‘What say did I have in the matter? Nothing. My parents told me that it was too late, that all the papers had been signed, even though later on I found out that wasn’t true. They lied to me.’

Karin closed her eyes.

‘I’ve never told this to anyone,’ she added faintly. ‘You’re the only person who knows.’

Knutas lit his pipe. A thick haze of smoke had settled over the small room. He was stunned, devastated by Karin’s story. The outrage he had initially felt when she confessed that she’d let Vera Petrov and Stefan Norrström escape was gone, at least for the time being. Right now he shared Karin’s suffering and was appalled at what she’d been forced to go through. He’d had no idea about any of this during all the years they had worked together. He looked down at her vulnerable face. She lay on the bed with her eyes closed. He felt overcome by a great sense of weariness. He leaned down and kissed her lightly on the forehead. Then he pulled the blanket over her, turned off the light, and left the room.

KNUTAS TOSSED AND turned all night, lying on the narrow hotel bed, unable to sleep. The small room was stifling. Heavy curtains in a drab, rusty-brown colour hung at the window. He could hear a fan whirring somewhere. The traffic noise was clearly audible, now and then interrupted by the siren of a police car or ambulance. Occasionally some passerby would yell or laugh out on the street. He couldn’t for the life of him understand how Stockholmers could stand all this racket. The city was never silent. He would go crazy if he had to live here.

Thinking about Karin kept him awake. At this moment he regretted insisting that she tell him what was bothering her. How strong could a friendship be? She had put him in an impossible situation. She had deliberately allowed a double murderer to go free; that was totally unacceptable. It was very unlikely that Vera Petrov would ever kill again, and any reasonable person would understand how a terribly tragic and heartbreaking episode in her past had motivated her actions. But that was no excuse. Karin could not remain on the police force. She had been his colleague for almost twenty years, but now she was going to have to leave. The thought was so alarming that it made him shiver. Imagine going to work every day and not seeing her there. She wouldn’t be getting coffee out of the vending machine or sitting at the conference table for a meeting. He wouldn’t hear her laugh or see that gap between her front teeth. Karin Jacobsson was his sounding board, both professionally and personally. He couldn’t even picture what it would be like at the station without her.

In the past he had sometimes worried that she might quit. She was still single, as far as Knutas knew, which had always seemed to him incomprehensible. She was so beautiful with her dark hair and warm eyes. He used to worry that she might meet someone who would take her away from Visby. She was so intense, so lively. Sometimes he had wondered how she viewed him. What did he have to offer her? He was just an ordinary middle-aged man with pitiful personal problems, which he never hesitated to discuss with her. He wasn’t a particularly inspiring friend.

When he thought about what she had been through – the rape, the birth, her parents’ betrayal – he was filled with anger. Finally he got out of bed, found his pipe and sat down in the armchair next to the window. He pulled aside the curtains and opened the window.

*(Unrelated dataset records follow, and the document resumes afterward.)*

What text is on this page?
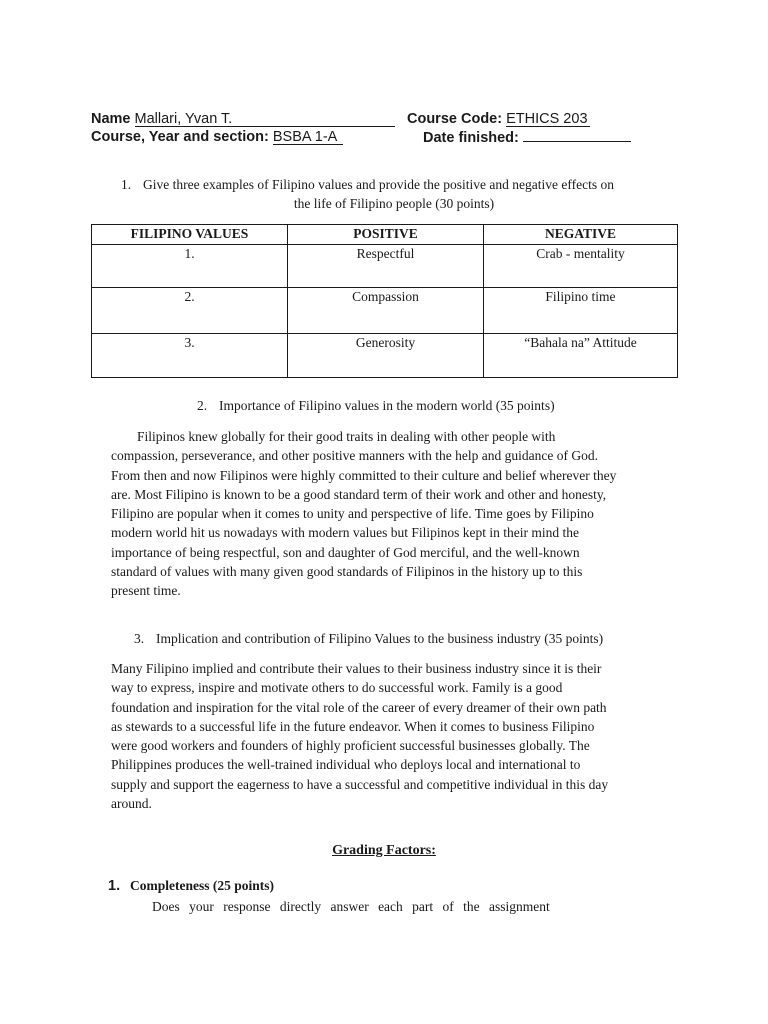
Name Mallari, Yvan T.	Course Code: ETHICS 203
Course, Year and section: BSBA 1-A	Date finished:
1. Give three examples of Filipino values and provide the positive and negative effects on
the life of Filipino people (30 points)
FILIPINO VALUES	POSITIVE	NEGATIVE
1.	Respectful	Crab - mentality
2.	Compassion	Filipino time
3.	Generosity	“Bahala na” Attitude
2. Importance of Filipino values in the modern world (35 points)

Filipinos knew globally for their good traits in dealing with other people with
compassion, perseverance, and other positive manners with the help and guidance of God.
From then and now Filipinos were highly committed to their culture and belief wherever they
are. Most Filipino is known to be a good standard term of their work and other and honesty,
Filipino are popular when it comes to unity and perspective of life. Time goes by Filipino
modern world hit us nowadays with modern values but Filipinos kept in their mind the
importance of being respectful, son and daughter of God merciful, and the well-known
standard of values with many given good standards of Filipinos in the history up to this
present time.

3. Implication and contribution of Filipino Values to the business industry (35 points)

Many Filipino implied and contribute their values to their business industry since it is their
way to express, inspire and motivate others to do successful work. Family is a good
foundation and inspiration for the vital role of the career of every dreamer of their own path
as stewards to a successful life in the future endeavor. When it comes to business Filipino
were good workers and founders of highly proficient successful businesses globally. The
Philippines produces the well-trained individual who deploys local and international to
supply and support the eagerness to have a successful and competitive individual in this day
around.

Grading Factors:
1. Completeness (25 points)
Does your response directly answer each part of the assignment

It was four in the morning, and he realized it was hopeless trying to sleep.

He lit his pipe and sat there until dawn, watching the city wake up outside the window.

THE YARD IS filled with children playing. Their raincoats – yellow, blue, red, green and pink – form a colourful bouquet against the backdrop of the black asphalt and surrounding grey buildings. The rain has just stopped, but the air is dripping with moisture. Cold winds keep the temperature down. A low-pressure area has settled over Gotland, instantly and brutally dropping the temperature from 20 to 9 degrees Celsius. The change in the weather doesn’t seem to bother the kids, who are running from one side of the playground at the day-care centre to the other. A few teachers are chatting as they keep an eye on the children. Their conversation is constantly being interrupted when someone falls down and starts crying, or another child stuffs something in his mouth, or a few of the kids start fighting. The youngest toddlers, who can barely walk, are sitting in the sandbox with buckets and shovels, happily digging in the rain-soaked sand.

It takes me a minute to spot him. He’s wearing a dark blue rain jacket, waterproof trousers and a matching sou’wester hat. He’s busy with a bright yellow bucket and shovel. He’s sitting next to a friend, and they seem to be talking and playing well together.

I feel a pang in my heart. I’m having a hard time breathing, and I have to squat down. I’m hiding behind a warehouse, not wanting to draw attention to myself.